We also thought of having different training modules that would provide varying levels of educational training aid based on the skill-level of the physician. This allows for a gamified experience. For example, a beginner will be provided with audio prompts and detailed statistics as they deviate from the correct path while an expert would only get the same after multiple failed attempts.
It is our expectation that these features and constant feedback will help engage the physicians and make the learning process a more effective one.
How It Works
Along with our hardware engineer, we look into the existing mannequin setup of the spinal tap simulation and made changes that would help us achieve our goal.
Two cameras(Top and Right) and a light source surrounding the spinal insert will be mounted on the current manikin that would help in tracking.
The back mesh would be embedded with piezoelectric sensors that would help us to map out the position of the needle.
Current Phase (Summer 2017)
We are currently in the phase of implementing our prototype.
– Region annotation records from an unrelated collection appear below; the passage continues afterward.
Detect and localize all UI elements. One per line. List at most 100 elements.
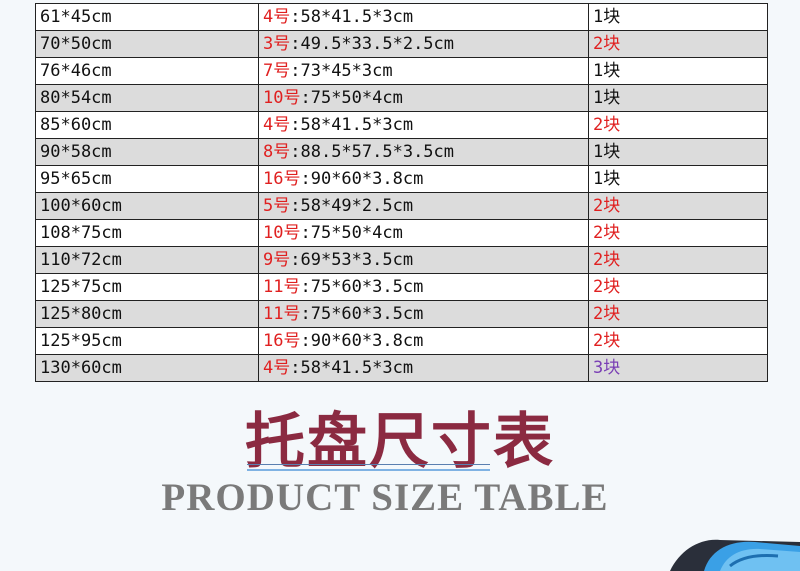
cell-product-size: 125*95cm xyxy=(35,327,259,355)
table-row: 100*60cm 5号:58*49*2.5cm 2块 xyxy=(35,192,768,220)
cell-pallet-spec: 4号:58*41.5*3cm xyxy=(258,354,589,382)
cell-quantity: 2块 xyxy=(588,246,768,274)
cell-quantity: 2块 xyxy=(588,111,768,139)
pallet-dimensions: :75*60*3.5cm xyxy=(300,277,424,297)
quantity-value: 1块 xyxy=(593,7,621,27)
table-row: 61*45cm 4号:58*41.5*3cm 1块 xyxy=(35,3,768,31)
cell-pallet-spec: 11号:75*60*3.5cm xyxy=(258,300,589,328)
pallet-number: 3号 xyxy=(263,34,291,54)
pallet-dimensions: :58*49*2.5cm xyxy=(290,196,414,216)
pallet-dimensions: :58*41.5*3cm xyxy=(290,7,414,27)
pallet-number: 16号 xyxy=(263,169,301,189)
cell-pallet-spec: 7号:73*45*3cm xyxy=(258,57,589,85)
cell-quantity: 1块 xyxy=(588,3,768,31)
cell-pallet-spec: 11号:75*60*3.5cm xyxy=(258,273,589,301)
cell-product-size: 125*75cm xyxy=(35,273,259,301)
title-underline-thin xyxy=(247,464,490,465)
pallet-dimensions: :49.5*33.5*2.5cm xyxy=(290,34,455,54)
pallet-dimensions: :75*60*3.5cm xyxy=(300,304,424,324)
quantity-value: 3块 xyxy=(593,358,621,378)
quantity-value: 2块 xyxy=(593,34,621,54)
cell-quantity: 2块 xyxy=(588,273,768,301)
quantity-value: 1块 xyxy=(593,61,621,81)
pallet-number: 10号 xyxy=(263,88,301,108)
table-row: 130*60cm 4号:58*41.5*3cm 3块 xyxy=(35,354,768,382)
cell-product-size: 76*46cm xyxy=(35,57,259,85)
cell-pallet-spec: 16号:90*60*3.8cm xyxy=(258,327,589,355)
cell-product-size: 100*60cm xyxy=(35,192,259,220)
table-row: 76*46cm 7号:73*45*3cm 1块 xyxy=(35,57,768,85)
pallet-dimensions: :69*53*3.5cm xyxy=(290,250,414,270)
quantity-value: 2块 xyxy=(593,304,621,324)
cell-pallet-spec: 10号:75*50*4cm xyxy=(258,84,589,112)
quantity-value: 1块 xyxy=(593,142,621,162)
pallet-dimensions: :88.5*57.5*3.5cm xyxy=(290,142,455,162)
quantity-value: 2块 xyxy=(593,331,621,351)
table-row: 95*65cm 16号:90*60*3.8cm 1块 xyxy=(35,165,768,193)
cell-product-size: 95*65cm xyxy=(35,165,259,193)
pallet-dimensions: :58*41.5*3cm xyxy=(290,358,414,378)
quantity-value: 2块 xyxy=(593,196,621,216)
table-row: 85*60cm 4号:58*41.5*3cm 2块 xyxy=(35,111,768,139)
pallet-number: 11号 xyxy=(263,277,301,297)
quantity-value: 1块 xyxy=(593,88,621,108)
table-row: 110*72cm 9号:69*53*3.5cm 2块 xyxy=(35,246,768,274)
cell-quantity: 2块 xyxy=(588,30,768,58)
cell-pallet-spec: 16号:90*60*3.8cm xyxy=(258,165,589,193)
cell-product-size: 130*60cm xyxy=(35,354,259,382)
cell-product-size: 85*60cm xyxy=(35,111,259,139)
pallet-dimensions: :73*45*3cm xyxy=(290,61,393,81)
pallet-number: 5号 xyxy=(263,196,291,216)
cell-pallet-spec: 8号:88.5*57.5*3.5cm xyxy=(258,138,589,166)
cell-product-size: 61*45cm xyxy=(35,3,259,31)
table-row: 125*95cm 16号:90*60*3.8cm 2块 xyxy=(35,327,768,355)
table-body: 61*45cm 4号:58*41.5*3cm 1块 70*50cm 3号:49.5*33… xyxy=(35,3,768,382)
cell-product-size: 70*50cm xyxy=(35,30,259,58)
pallet-number: 10号 xyxy=(263,223,301,243)
pallet-number: 4号 xyxy=(263,358,291,378)
pallet-dimensions: :90*60*3.8cm xyxy=(300,169,424,189)
pallet-size-table: 61*45cm 4号:58*41.5*3cm 1块 70*50cm 3号:49.5*33… xyxy=(35,3,768,382)
cell-pallet-spec: 4号:58*41.5*3cm xyxy=(258,3,589,31)
pallet-dimensions: :75*50*4cm xyxy=(300,88,403,108)
cell-product-size: 90*58cm xyxy=(35,138,259,166)
table-row: 125*80cm 11号:75*60*3.5cm 2块 xyxy=(35,300,768,328)
pallet-number: 11号 xyxy=(263,304,301,324)
pallet-dimensions: :58*41.5*3cm xyxy=(290,115,414,135)
cell-product-size: 80*54cm xyxy=(35,84,259,112)
cell-quantity: 2块 xyxy=(588,219,768,247)
cell-quantity: 2块 xyxy=(588,327,768,355)
cell-quantity: 2块 xyxy=(588,300,768,328)
quantity-value: 2块 xyxy=(593,223,621,243)
cell-pallet-spec: 4号:58*41.5*3cm xyxy=(258,111,589,139)
table-row: 90*58cm 8号:88.5*57.5*3.5cm 1块 xyxy=(35,138,768,166)
quantity-value: 2块 xyxy=(593,115,621,135)
pallet-number: 16号 xyxy=(263,331,301,351)
pallet-dimensions: :90*60*3.8cm xyxy=(300,331,424,351)
table-row: 108*75cm 10号:75*50*4cm 2块 xyxy=(35,219,768,247)
cell-product-size: 110*72cm xyxy=(35,246,259,274)
table-row: 80*54cm 10号:75*50*4cm 1块 xyxy=(35,84,768,112)
quantity-value: 2块 xyxy=(593,277,621,297)
table-row: 125*75cm 11号:75*60*3.5cm 2块 xyxy=(35,273,768,301)
pallet-number: 4号 xyxy=(263,115,291,135)
cell-pallet-spec: 10号:75*50*4cm xyxy=(258,219,589,247)
cell-quantity: 1块 xyxy=(588,138,768,166)
cell-pallet-spec: 5号:58*49*2.5cm xyxy=(258,192,589,220)
table-row: 70*50cm 3号:49.5*33.5*2.5cm 2块 xyxy=(35,30,768,58)
cell-product-size: 108*75cm xyxy=(35,219,259,247)
pallet-number: 7号 xyxy=(263,61,291,81)
pallet-number: 9号 xyxy=(263,250,291,270)
blue-product-corner-image xyxy=(660,520,800,571)
cell-quantity: 1块 xyxy=(588,57,768,85)
quantity-value: 1块 xyxy=(593,169,621,189)
title-chinese: 托盘尺寸表 xyxy=(245,407,555,477)
cell-quantity: 1块 xyxy=(588,165,768,193)
cell-product-size: 125*80cm xyxy=(35,300,259,328)
cell-quantity: 2块 xyxy=(588,192,768,220)
pallet-number: 4号 xyxy=(263,7,291,27)
quantity-value: 2块 xyxy=(593,250,621,270)
pallet-number: 8号 xyxy=(263,142,291,162)
cell-pallet-spec: 3号:49.5*33.5*2.5cm xyxy=(258,30,589,58)
cell-quantity: 3块 xyxy=(588,354,768,382)
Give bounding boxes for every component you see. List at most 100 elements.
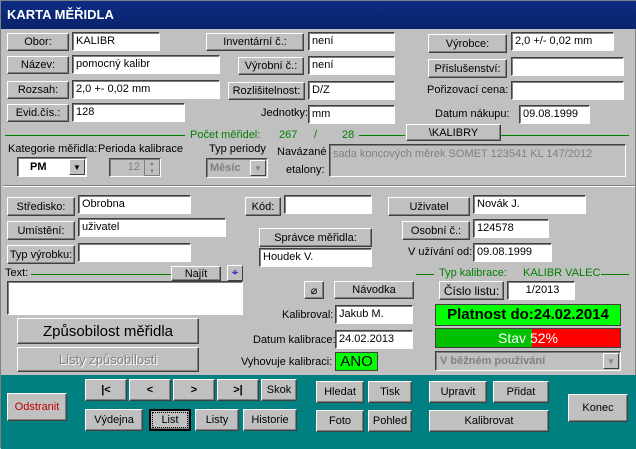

We hope to develop the same within the next 2 months and test its efficiency with medical students at UC San Diego School of Medicine and the Simulation Training Center at UC San Diego.
We also hope to implement an Augmented Reality add-on to the manikin system that would mimic patient movement and live feedback for a more realistic and immersive training experience.
Bonus Video Proposal
I also created this 6 minute video along with my teammate that explains our project proposal and future goals for the system.
Working on TapTrak gave me exposure to the complex product development cycle in the medical device industry. Working on products related to healthcare requires a lot of additional tasks such as IRB approvals, specialized trainings for Healthcare research, Sensitive Observational Research and much more. Though extremely challenging, It was a great learning experience to work directly with hospitals and School of Medicine for this project.